Spain’s recent spurt of growth looks far from sustainable. Export growth has already slowed — and is now outpaced by import growth. A post-election fiscal squeeze seems likely next year. Recent growth is based primarily on households saving less and spending more, even though their wages are stagnant or falling. On current policies, the recovery seems likely either to peter out or to lead to a return to unsustainable debt-fueled consumption, ending in another crisis.
It is hardly surprising that Spanish voters want a change. And they are lucky: They have both left-wing and pro-market alternatives to establishment parties, but no far-right one.

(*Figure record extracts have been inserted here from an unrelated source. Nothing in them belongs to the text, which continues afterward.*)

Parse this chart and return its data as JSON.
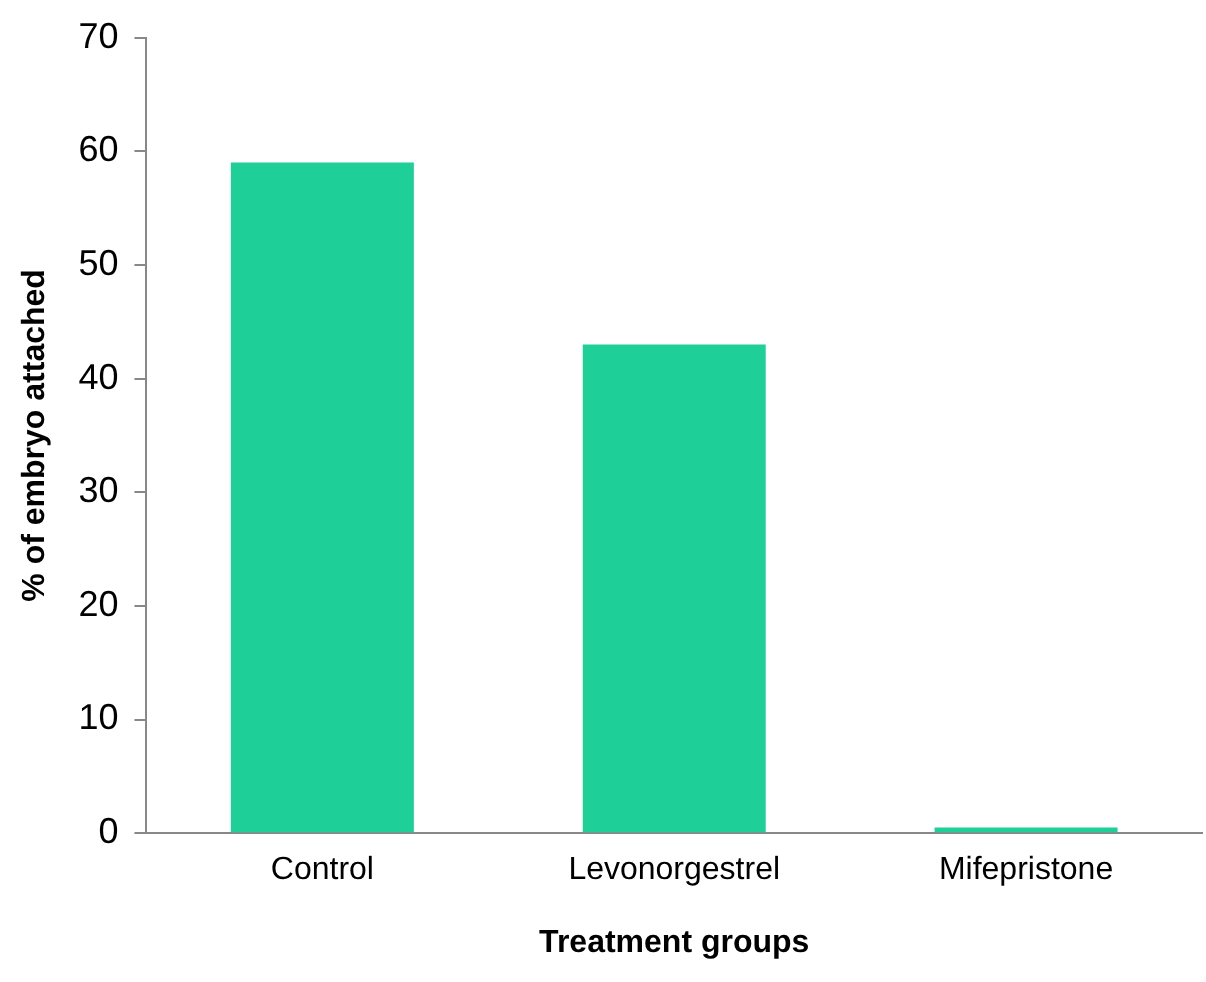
{
  "chart_data": {
    "type": "bar",
    "xlabel": "Treatment groups",
    "ylabel": "% of embryo attached",
    "categories": [
      "Control",
      "Levonorgestrel",
      "Mifepristone"
    ],
    "values": [
      59,
      43,
      0.5
    ],
    "color": "#1fcf98",
    "ylim": [
      0,
      70
    ],
    "yticks": [
      0,
      10,
      20,
      30,
      40,
      50,
      60,
      70
    ],
    "grid": false,
    "legend": false
  }
}
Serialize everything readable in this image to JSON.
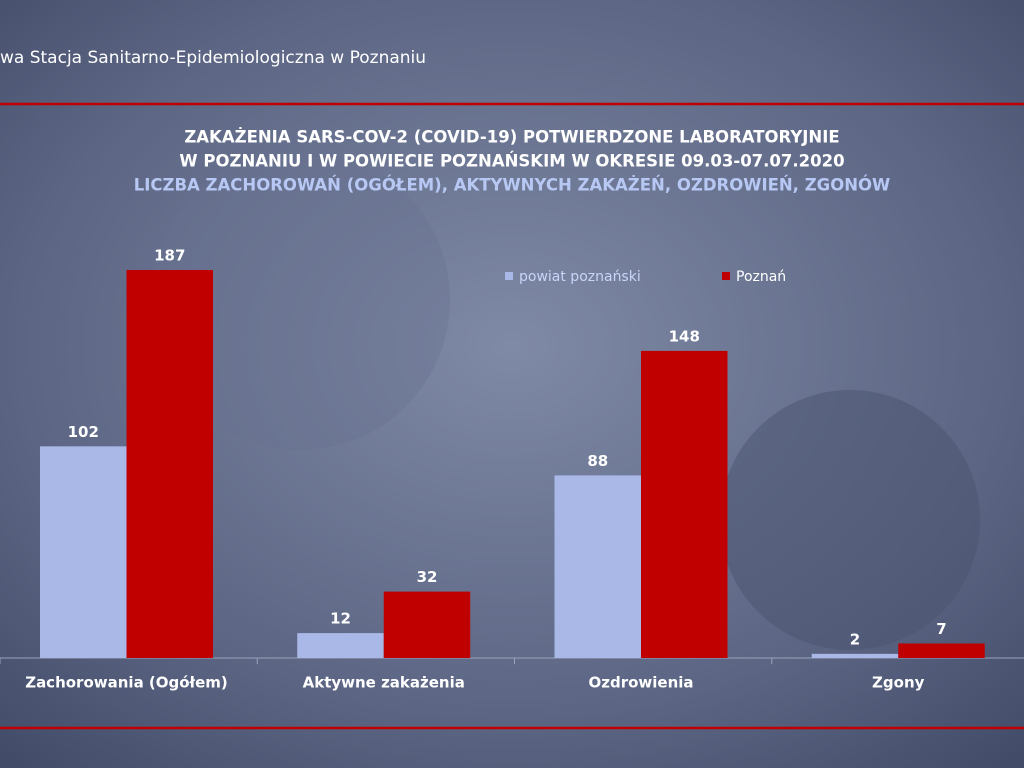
{
  "header": "wa Stacja Sanitarno-Epidemiologiczna w Poznaniu",
  "chart_data": {
    "type": "bar",
    "title": [
      "ZAKAŻENIA SARS-COV-2 (COVID-19) POTWIERDZONE LABORATORYJNIE",
      "W POZNANIU I W POWIECIE POZNAŃSKIM W OKRESIE 09.03-07.07.2020"
    ],
    "subtitle": "LICZBA ZACHOROWAŃ (OGÓŁEM), AKTYWNYCH ZAKAŻEŃ, OZDROWIEŃ, ZGONÓW",
    "categories": [
      "Zachorowania (Ogółem)",
      "Aktywne zakażenia",
      "Ozdrowienia",
      "Zgony"
    ],
    "series": [
      {
        "name": "powiat poznański",
        "color": "#aab8e8",
        "values": [
          102,
          12,
          88,
          2
        ]
      },
      {
        "name": "Poznań",
        "color": "#c00000",
        "values": [
          187,
          32,
          148,
          7
        ]
      }
    ],
    "legend": "top-right"
  }
}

That the newcomers are inexperienced should scarcely disqualify them. The old guard has plenty of experience at running the economy into the ground while lining their pockets.
Spain needs a government that is committed to rooting out political corruption and enacting constructive economic reforms. The economic priority should be mortgage-law reform and a comprehensive restructuring of legacy debts, with fiscal consolidation delayed until household debts have fallen to a sustainable level. Losses for banks should fall on their shareholders and creditors, not taxpayers. To boost wages and jobs, the next government should lower taxes on people’s hard work and open up the labor market to young people and other outsiders. It should also promote investment and reforms to boost productivity, and hence living standards. That includes, crucially, breaking the unhealthy grip that big banks, monopolistic companies, and corrupt, incompetent officials have over the economy and politics. Spain needs open capitalism, not crony capitalism.